Fakt ist das Insolvenzverfahren, das am 2. April 2012 die damaligen Geschäftsführer Hartwig Hoffmann und Jürgen Schulz beantragt hatten, wurde am 12. Juni 2017 aufgehoben, nachdem ein Insolvenzplan rechtskräftig bestätigt wurde. Seitdem kann das Unternehmen wieder ohne Insolvenzverwalter wirtschaften. Im April 2012 hatte RKB Insolvenz anmelden müssen. RKB hatte damals mit Unterstützung des Mercedes-Konzernes, der die Fahrgestelle lieferte, ein großes Geschäft mit einem von Mercedes vermittelten Partner in Rumänien angebahnt. 1000 Kühl- und Verkaufsfahrzeuge sollten gebaut werden. Doch der rumänische Auftraggeber ging pleite. Sieben Millionen Euro hätte die rumänische Firma Mic.ro Retail SRL an RKB für die Produktion und Lieferung der ersten Tranche Verkaufswagen überweisen müssen. Zwar hatte für diese Summe die holländische Muttergesellschaft von Mic.ro Retail eine Bürgschaft übernommen. Die geforderte Zahlung leistete sie jedoch nicht. RKB war über den Tisch gezogen worden. Vom Insolvenzverwalter eingesetzte international renommierte Anwälte wurden damit betraut. Doch die von einem rumänischen Industriellen und Oligarchen eingefädelte Bürgschaft war das Papier nicht wert, auf dem sie geschrieben war. Dennoch gingen die Lichter bei dem traditionsreichen Döbelner Karosseriebauer nicht aus. Dank guter Auftragslage wurde mit voller Belegschaft weiter produziert. Neue Aufträge gingen ein und RKB schaffte unter seiner alten Geschäftsführung den Return und schrieb in der fünfjährigen Insolvenzzeit schwarze Zahlen. Im Rahmen der gerichtlichen Sanierung durch Regelinsolvenz wurde vier Jahre lang versucht, einen Insolvenzplan aufzusetzen, der die Gläubiger befriedigt und gleichzeitig auch die wirtschaftlichen Interessen der beiden Eigentümerfamilien berücksichtigt, die das Unternehmen weiterführen wollten.

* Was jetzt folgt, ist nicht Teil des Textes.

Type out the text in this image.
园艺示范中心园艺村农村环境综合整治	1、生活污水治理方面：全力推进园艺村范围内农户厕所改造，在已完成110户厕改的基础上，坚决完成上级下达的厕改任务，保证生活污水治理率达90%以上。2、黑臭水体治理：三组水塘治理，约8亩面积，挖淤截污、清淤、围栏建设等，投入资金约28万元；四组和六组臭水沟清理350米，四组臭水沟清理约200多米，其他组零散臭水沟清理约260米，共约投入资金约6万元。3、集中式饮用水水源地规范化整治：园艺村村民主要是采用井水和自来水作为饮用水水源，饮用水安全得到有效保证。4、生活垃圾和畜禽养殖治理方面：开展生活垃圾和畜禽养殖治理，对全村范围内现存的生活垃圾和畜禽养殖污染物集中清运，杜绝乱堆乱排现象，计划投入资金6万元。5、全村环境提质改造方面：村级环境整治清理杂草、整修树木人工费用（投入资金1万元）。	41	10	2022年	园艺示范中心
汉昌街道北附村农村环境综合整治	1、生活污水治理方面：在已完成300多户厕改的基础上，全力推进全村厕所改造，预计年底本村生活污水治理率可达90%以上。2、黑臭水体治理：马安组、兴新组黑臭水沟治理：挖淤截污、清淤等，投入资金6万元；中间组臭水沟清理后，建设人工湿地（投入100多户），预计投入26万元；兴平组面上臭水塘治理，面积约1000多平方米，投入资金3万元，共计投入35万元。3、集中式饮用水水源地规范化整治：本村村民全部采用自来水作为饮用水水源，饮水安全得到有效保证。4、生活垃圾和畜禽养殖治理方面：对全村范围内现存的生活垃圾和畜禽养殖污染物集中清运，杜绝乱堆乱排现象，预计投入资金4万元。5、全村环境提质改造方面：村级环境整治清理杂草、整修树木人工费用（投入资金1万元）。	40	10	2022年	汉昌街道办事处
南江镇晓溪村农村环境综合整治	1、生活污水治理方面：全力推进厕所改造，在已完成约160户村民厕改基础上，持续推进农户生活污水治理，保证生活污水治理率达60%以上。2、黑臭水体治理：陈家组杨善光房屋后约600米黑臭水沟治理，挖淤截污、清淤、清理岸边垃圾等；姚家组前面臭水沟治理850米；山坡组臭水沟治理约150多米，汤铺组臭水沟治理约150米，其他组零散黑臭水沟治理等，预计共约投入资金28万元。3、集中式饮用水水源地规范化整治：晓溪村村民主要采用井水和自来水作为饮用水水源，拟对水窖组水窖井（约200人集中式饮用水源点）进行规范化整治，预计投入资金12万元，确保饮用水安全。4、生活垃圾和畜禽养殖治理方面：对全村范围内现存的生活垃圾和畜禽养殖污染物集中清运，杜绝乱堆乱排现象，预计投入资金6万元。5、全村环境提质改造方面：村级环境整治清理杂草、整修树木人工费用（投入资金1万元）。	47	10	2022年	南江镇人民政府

Überraschend präsentierte Insolvenzverwalter Rüdiger Weiß dann allerdings im Januar 2017 mit dem Dresdner Unternehmer Dirk Hartmann einen Investor, der das Döbelner Karosseriewerk für zwei Millionen Euro übernahm. Die beiden Geschäftsführer Jürgen Schulz und Hartwig Hoffmann stimmten in der Gesellschafterversammlung dem aufgestellten Insolvenzplan zu. Dirk Hartmann wurde zum Geschäftsführer berufen, der die Anteile übernimmt. Verwalter Rüdiger Weiß kündigte schließlich im Mai kurz vor Ende des Insolvenzverfahrens den beiden Geschäftsführern Hartwig Hoffmann und Jürgen Schulz als seine letzte Amtshandlung. Die ehemaligen Eigentümer scheiden somit Ende August aus und sind seit Mai freigestellt. Die Vergütung des Insolvenzverwalters wurde vom zuständigen Amtsgericht Chemnitz auf 2,5 Millionen Euro festgesetzt. Diese wird aus der Insolvenzmasse bezahlt.

Unternehmer Dirk Hartmann war zuletzt mit der Dresdner sachcontrol GmbH, die sich mit dem Schadensmanagement von Sach-, Haftpflicht- und Kfz-Schäden befasst, sehr erfolgreich. Ein amerikanisches Unternehmen übernahm 2014 das Dresdner Unternehmen.